I just came across this interesting thread on a topic of permanent interest to me (and anyone who often spends time in other nations and, or has frequent verbal and written exchanges across the borders of countries and continents, as these days is usually the case with scientists, engineers and many other types of workers).
I am interested in this subject as someone whose native tongue is not English, but uses it daily and often also thinks in it -- and has done so for years now.
I appreciate the excellent article linked at the beginning of this thread on why English is "so weird."
Well, I agree with much in the article, but I am not convinced that English is specially weird. Or weirder than, let's say German, Spanish, French, Portuguese, Japanese, Greek or Italian. Or Chinese. In fact, of the several languages spoken in the British Isles, I would say that we are fortunate that were the English that predominated in the 16th -19th centuries British conquest of much of the non-European world. Because I seriously doubt millions of us would be better off if we had to learn Welsh instead of English to get on in any of the relevant and, or interesting world-wide businesses of our Age. Not that we couldn't do it: after all the Welsh do just that (as long as they can find people abroad to correspond with, or talk to in this language about some matter of importance to them). But is the essential simplicity of English grammar that I believe makes it hands-down the better choice, among European official national languages at least.

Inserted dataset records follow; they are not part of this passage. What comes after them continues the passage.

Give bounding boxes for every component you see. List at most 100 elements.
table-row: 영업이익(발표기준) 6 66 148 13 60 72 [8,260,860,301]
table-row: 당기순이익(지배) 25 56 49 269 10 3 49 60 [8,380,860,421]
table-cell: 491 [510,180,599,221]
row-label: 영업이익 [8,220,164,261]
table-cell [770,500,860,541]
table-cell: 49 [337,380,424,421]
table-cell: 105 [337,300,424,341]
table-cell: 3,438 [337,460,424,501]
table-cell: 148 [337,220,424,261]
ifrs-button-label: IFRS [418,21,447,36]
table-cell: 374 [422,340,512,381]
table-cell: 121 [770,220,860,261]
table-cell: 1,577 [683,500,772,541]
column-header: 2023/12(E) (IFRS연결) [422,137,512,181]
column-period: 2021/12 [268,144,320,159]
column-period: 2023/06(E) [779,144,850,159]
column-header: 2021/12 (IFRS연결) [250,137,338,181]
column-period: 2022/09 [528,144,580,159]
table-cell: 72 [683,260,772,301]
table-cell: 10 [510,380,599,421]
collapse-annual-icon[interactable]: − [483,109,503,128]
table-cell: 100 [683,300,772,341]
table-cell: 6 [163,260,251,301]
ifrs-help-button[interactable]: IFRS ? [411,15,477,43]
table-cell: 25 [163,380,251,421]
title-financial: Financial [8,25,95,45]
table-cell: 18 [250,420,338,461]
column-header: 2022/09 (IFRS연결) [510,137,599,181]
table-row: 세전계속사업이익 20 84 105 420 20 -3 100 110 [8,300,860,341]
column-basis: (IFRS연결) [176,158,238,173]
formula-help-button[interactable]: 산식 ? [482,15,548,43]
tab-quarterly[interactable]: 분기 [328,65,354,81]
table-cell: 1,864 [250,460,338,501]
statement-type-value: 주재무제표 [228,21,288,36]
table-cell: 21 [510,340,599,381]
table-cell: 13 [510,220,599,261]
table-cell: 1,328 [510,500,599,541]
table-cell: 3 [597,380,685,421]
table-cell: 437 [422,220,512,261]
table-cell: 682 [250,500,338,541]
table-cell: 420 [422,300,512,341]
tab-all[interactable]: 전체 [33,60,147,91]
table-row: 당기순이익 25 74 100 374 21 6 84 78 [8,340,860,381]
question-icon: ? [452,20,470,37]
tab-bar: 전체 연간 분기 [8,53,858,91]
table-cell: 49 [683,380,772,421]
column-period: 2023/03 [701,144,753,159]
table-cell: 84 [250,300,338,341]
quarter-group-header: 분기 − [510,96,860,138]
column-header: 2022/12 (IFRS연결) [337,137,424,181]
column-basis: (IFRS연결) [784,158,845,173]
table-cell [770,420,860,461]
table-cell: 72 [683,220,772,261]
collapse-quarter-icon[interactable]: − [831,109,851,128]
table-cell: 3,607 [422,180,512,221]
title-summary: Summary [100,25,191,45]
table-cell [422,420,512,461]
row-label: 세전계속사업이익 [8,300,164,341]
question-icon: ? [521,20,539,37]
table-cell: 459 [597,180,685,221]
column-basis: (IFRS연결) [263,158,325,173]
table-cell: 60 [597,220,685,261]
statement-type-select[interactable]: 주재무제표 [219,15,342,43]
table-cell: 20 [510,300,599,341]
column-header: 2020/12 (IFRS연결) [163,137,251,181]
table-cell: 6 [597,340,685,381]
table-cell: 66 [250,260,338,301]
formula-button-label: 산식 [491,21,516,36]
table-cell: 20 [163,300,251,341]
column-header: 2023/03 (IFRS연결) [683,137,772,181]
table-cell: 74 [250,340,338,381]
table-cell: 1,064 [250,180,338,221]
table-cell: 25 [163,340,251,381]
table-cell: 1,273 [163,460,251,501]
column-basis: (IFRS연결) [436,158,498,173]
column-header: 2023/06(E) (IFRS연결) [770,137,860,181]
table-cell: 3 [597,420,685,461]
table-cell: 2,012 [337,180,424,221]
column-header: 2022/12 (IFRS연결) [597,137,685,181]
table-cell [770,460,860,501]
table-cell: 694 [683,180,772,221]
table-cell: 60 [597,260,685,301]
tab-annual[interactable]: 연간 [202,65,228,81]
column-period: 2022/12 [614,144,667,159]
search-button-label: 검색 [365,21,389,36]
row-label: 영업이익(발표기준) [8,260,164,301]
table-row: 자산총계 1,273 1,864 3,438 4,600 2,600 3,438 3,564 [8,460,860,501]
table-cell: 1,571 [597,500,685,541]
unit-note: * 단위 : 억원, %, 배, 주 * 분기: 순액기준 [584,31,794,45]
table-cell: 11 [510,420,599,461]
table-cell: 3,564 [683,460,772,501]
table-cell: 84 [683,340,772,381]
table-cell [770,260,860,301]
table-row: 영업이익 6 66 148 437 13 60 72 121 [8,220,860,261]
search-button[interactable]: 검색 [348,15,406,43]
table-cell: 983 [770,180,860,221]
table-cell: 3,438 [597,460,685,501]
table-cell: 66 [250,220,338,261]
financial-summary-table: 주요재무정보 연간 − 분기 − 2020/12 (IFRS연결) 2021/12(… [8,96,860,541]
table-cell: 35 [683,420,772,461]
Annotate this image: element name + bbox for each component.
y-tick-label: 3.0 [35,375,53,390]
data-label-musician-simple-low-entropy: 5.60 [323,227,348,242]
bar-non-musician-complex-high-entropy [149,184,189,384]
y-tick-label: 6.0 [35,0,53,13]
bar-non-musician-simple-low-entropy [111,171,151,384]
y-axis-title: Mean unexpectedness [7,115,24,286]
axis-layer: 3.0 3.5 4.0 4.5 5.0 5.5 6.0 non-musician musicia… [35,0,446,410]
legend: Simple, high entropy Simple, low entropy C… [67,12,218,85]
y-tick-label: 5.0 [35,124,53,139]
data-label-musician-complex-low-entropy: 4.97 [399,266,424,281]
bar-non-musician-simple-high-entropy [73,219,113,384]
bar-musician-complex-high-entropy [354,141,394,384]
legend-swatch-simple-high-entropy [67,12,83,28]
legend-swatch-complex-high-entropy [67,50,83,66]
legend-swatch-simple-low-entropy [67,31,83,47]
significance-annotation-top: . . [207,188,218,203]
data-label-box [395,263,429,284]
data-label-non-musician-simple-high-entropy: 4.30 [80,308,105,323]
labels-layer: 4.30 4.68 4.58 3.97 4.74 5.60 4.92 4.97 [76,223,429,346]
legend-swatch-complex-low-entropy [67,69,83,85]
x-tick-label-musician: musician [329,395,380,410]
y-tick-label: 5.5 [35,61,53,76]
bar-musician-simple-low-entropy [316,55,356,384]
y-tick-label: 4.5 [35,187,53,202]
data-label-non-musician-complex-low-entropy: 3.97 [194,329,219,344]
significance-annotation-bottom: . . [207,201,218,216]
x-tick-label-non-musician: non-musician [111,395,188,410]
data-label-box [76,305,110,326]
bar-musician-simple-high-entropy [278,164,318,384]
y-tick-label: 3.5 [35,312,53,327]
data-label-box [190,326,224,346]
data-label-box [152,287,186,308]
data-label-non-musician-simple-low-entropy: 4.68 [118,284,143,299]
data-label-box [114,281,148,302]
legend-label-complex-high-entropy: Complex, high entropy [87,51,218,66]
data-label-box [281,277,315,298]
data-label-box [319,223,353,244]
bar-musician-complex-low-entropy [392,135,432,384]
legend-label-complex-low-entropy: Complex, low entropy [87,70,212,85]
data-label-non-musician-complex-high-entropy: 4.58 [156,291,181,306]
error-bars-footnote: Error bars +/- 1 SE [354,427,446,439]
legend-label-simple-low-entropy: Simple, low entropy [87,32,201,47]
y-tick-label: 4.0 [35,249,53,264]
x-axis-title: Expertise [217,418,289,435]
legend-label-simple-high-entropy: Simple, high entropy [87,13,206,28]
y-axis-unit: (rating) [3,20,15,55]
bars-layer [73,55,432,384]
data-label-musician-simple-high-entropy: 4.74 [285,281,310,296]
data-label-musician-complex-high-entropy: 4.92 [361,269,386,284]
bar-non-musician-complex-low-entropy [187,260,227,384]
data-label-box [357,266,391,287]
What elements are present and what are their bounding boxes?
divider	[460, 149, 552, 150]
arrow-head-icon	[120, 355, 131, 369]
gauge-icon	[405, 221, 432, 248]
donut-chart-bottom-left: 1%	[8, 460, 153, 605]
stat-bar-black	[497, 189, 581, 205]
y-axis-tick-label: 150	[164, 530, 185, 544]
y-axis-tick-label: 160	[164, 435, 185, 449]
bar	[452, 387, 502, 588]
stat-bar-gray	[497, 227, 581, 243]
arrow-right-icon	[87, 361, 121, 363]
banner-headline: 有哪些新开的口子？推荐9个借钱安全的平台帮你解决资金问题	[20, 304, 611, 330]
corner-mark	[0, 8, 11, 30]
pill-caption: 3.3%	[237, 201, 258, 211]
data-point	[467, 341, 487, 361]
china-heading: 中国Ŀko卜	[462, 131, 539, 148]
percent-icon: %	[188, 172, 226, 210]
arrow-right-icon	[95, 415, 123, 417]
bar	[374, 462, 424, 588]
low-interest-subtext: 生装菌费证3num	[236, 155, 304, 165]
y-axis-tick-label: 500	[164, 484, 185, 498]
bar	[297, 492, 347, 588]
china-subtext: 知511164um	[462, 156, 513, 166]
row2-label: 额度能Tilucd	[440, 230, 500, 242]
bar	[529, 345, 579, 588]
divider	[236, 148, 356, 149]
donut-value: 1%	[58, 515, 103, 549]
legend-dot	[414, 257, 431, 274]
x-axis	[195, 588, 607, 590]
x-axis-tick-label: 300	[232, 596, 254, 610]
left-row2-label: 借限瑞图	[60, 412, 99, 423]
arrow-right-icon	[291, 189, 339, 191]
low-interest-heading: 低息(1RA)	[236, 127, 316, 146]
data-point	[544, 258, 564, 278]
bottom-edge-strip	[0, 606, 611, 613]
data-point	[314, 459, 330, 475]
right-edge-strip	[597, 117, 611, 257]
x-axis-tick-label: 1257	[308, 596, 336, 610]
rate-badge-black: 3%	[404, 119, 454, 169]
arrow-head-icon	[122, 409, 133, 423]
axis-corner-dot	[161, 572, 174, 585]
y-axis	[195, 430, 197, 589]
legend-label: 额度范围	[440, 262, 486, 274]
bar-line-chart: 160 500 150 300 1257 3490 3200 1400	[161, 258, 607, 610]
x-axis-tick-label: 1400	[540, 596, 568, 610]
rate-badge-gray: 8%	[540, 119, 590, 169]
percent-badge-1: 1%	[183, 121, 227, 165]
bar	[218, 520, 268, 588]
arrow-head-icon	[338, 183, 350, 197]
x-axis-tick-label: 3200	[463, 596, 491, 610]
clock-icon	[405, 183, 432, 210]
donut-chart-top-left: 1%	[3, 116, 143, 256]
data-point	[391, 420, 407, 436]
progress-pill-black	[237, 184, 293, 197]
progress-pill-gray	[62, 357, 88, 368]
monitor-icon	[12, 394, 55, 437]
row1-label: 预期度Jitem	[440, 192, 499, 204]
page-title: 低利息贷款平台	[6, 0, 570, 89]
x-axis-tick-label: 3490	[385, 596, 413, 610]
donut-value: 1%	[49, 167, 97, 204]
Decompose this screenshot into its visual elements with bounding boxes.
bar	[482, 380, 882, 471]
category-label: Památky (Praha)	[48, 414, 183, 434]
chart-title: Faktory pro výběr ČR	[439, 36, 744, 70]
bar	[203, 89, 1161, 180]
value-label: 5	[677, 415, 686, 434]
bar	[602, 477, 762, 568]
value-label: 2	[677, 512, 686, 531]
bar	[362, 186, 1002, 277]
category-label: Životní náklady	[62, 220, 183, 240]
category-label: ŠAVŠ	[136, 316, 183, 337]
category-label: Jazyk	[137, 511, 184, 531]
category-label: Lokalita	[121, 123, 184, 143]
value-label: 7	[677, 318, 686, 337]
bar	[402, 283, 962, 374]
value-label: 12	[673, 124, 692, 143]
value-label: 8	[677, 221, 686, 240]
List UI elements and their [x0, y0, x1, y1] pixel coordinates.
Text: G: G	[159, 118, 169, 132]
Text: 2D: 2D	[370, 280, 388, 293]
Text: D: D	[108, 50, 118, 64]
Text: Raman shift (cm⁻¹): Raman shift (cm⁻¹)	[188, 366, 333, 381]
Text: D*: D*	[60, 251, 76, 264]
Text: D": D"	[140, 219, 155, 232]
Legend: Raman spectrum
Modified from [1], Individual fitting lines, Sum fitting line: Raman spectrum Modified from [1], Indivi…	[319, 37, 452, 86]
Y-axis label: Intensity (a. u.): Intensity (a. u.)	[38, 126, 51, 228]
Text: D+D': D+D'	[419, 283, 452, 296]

One and only one thing has been a source of difficulty for those of us who are native speakers of phonetic languages written using some straightforward variant of the Roman alphabet. (A combination that made it possible for me, not at all gifted in this regard, to read children books and to write a few short stories at age five, just a few weeks after graduating from drawing squiggles on gridded paper to loosen my hand enough to write words using the letters of the alphabet, once I learned to pronounce them in their (in my written language) unique and unvarying ways. Not being myself at all unique in this respect among my classmates at a local kindergarten run by both severe and immensely helpful Catholic nouns).
And that one thing that was for me an impediment to switch languages to English? It's exuberantly and vaguely, almost rule-free spelling and pronunciation of written words and the self-indulging use of diphthongs and triphthongs, those continuous slides through series of sometimes partially unwritten vowels used for no particular reason, often at the ends of words. Slides that come naturally to English speakers, who consequently mispronounce, to mention a simple, common example, the "o" ending in Italian and Spanish words as "ou" and not as "oh." That to some speakers of those languages can be aggravating, because it seems to be done on purpose to annoy them.
Take for example phonetic languages, such as German (or my native one, Spanish). I can pick up any text written in German and pronounce it clearly and intelligibly enough to be well-understood by native German speakers ... even without having the slightest idea of what is that I am reading. Of course, once I learn the words, I could do both with no problems whatsoever. Now writing complex sentences using correctly the complex German grammar on top of that, well ... that is a different story.
Therefore, all things considered, having studied closely both languages for very immediate and practical reasons that had to do with getting on with my life in places where they are spoken, I am very glad that English, with its simplified grammar, not German, with its old and complex one, for example, is the most used language today, by many living in most countries, world-wide. That is our own Age true Lingua Franca, the one that has let me speak with, write to, befriend and love people that were born and grew up in places where other languages I did not know and probably will never learn, are their own native tongues.